15      Moody asserts that his plea was not knowingly, intelligently, and voluntarily entered because he was “misinformed as to the extent of counsel’s lack of preparation for trial,” his pleas were coerced because he was told he had no options, and he was incorrectly advised about the possibility of parole being granted.  We have already concluded that he did not receive ineffective assistance of counsel and rejected his argument that counsel was not prepared.  Further, counsel testified that she did not tell him he had no options, but rather that she said in light of the State’s evidence, his defense would be difficult to prove.  Further, at the plea hearing the court specifically asked Moody if anyone had forced, threatened, or coerced him into entering the plea.  Moody answered no.  Again we find no merit to this argument.

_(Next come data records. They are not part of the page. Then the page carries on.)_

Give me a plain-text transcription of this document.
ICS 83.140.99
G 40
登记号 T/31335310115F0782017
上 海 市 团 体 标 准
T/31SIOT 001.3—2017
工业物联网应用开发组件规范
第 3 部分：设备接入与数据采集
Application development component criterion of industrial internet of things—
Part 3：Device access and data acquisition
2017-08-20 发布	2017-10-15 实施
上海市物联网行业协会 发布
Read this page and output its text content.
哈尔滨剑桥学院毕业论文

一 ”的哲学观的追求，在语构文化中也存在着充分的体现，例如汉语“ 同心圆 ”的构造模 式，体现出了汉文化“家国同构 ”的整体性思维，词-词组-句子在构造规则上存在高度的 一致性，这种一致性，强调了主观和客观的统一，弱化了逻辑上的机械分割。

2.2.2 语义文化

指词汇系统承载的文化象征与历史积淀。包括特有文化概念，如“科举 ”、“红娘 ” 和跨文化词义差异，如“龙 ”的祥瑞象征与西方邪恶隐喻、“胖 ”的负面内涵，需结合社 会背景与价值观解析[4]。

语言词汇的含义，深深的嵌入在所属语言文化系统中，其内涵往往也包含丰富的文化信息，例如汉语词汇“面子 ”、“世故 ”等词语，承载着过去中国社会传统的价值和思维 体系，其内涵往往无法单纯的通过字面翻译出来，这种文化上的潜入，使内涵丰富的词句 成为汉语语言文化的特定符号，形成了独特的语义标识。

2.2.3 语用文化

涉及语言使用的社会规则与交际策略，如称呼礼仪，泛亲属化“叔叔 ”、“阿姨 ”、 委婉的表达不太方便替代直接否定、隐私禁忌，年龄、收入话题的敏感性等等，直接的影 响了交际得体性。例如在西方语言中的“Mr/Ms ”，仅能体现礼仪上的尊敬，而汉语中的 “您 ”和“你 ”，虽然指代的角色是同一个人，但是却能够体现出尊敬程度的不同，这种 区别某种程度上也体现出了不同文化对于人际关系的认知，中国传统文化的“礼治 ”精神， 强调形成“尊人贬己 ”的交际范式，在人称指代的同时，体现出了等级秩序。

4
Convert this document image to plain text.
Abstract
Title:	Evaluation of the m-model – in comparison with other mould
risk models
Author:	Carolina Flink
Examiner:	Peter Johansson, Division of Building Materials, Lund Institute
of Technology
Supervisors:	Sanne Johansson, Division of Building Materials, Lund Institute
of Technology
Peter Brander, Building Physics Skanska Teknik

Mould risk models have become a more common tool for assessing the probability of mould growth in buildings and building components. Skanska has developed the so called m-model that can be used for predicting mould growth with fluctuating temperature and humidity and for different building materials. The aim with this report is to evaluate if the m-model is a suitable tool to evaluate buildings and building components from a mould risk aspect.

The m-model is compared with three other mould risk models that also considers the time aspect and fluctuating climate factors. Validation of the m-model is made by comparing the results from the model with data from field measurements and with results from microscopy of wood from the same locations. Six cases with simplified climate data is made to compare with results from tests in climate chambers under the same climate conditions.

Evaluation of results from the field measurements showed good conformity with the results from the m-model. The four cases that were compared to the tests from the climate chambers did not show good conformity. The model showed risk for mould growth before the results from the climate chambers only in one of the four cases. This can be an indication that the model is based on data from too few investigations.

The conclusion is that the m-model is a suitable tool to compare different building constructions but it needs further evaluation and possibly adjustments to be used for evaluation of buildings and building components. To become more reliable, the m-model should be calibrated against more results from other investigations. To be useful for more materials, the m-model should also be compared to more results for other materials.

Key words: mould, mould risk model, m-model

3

16      The third basis Moody asserts for being allowed to withdraw his plea is that he was incorrectly advised about the likelihood that he would be granted parole.  Again, there is simply no support in the record for this assertion.  We conclude that the circuit court properly determined that Moody was not entitled to withdraw his pleas.

17      Next Moody argues that the trial court erred when it refused to grant his motions for adjournment.  Although we agree with the State that Moody waived the right to challenge these orders when he entered his plea, we will nonetheless address the issue on the merits.  The decision whether to grant an adjournment is left to the trial court’s discretion.  State v. Leighton, 2000 WI App 156, ¶27, 237 Wis. 2d 709, 616 N.W.2d 126.  Moody argues that this was error because counsel could not prepare and present a defense and obtain a ballistics expert.  One of the factors to be considered by the court is whether the delay is for “legitimate reasons or whether its purpose is dilatory.”  Id.  at ¶28.  In this case, the trial court found that Moody had been manipulating the system in order to delay his trial.  Further, we have already concluded that counsel had adequate time to prepare and that Moody has not established how a ballistics expert would have helped his defense.  We conclude that the court did not erroneously exercise its discretion when it denied the requests for adjournments.

18      Moody’s final argument is that the circuit court erred in not considering the “radical reduction in parole grants to be a new factor” warranting sentence modification.  This argument is puzzling in light of the circuit court’s postconviction decision to reduce the sentence on count two from thirty to twenty years.  The circuit court did this because it found that the reduction in the frequency with which parole has been granted was sufficiently close to a new factor to warrant reduction.  Moody does not acknowledge this reduction, but appears to be arguing that the court should have reduced his sentence even more.  Moody has not established that he is entitled to any further reduction in his sentence.

19      For the reasons stated, we affirm the judgment and order of the circuit court.

            By the Court.—Judgment and order affirmed.

            This opinion will not be published.  See Wis. Stat. Rule 809.23(1)(b)5.

 


 

 



[1]  Moody’s first counsel moved to withdraw because he thought he might be a witness against Moody or his girlfriend.

[2]  State v. Machner, 92 Wis.2d 797, 285 N.W.2d 905 (Ct. App. 1979).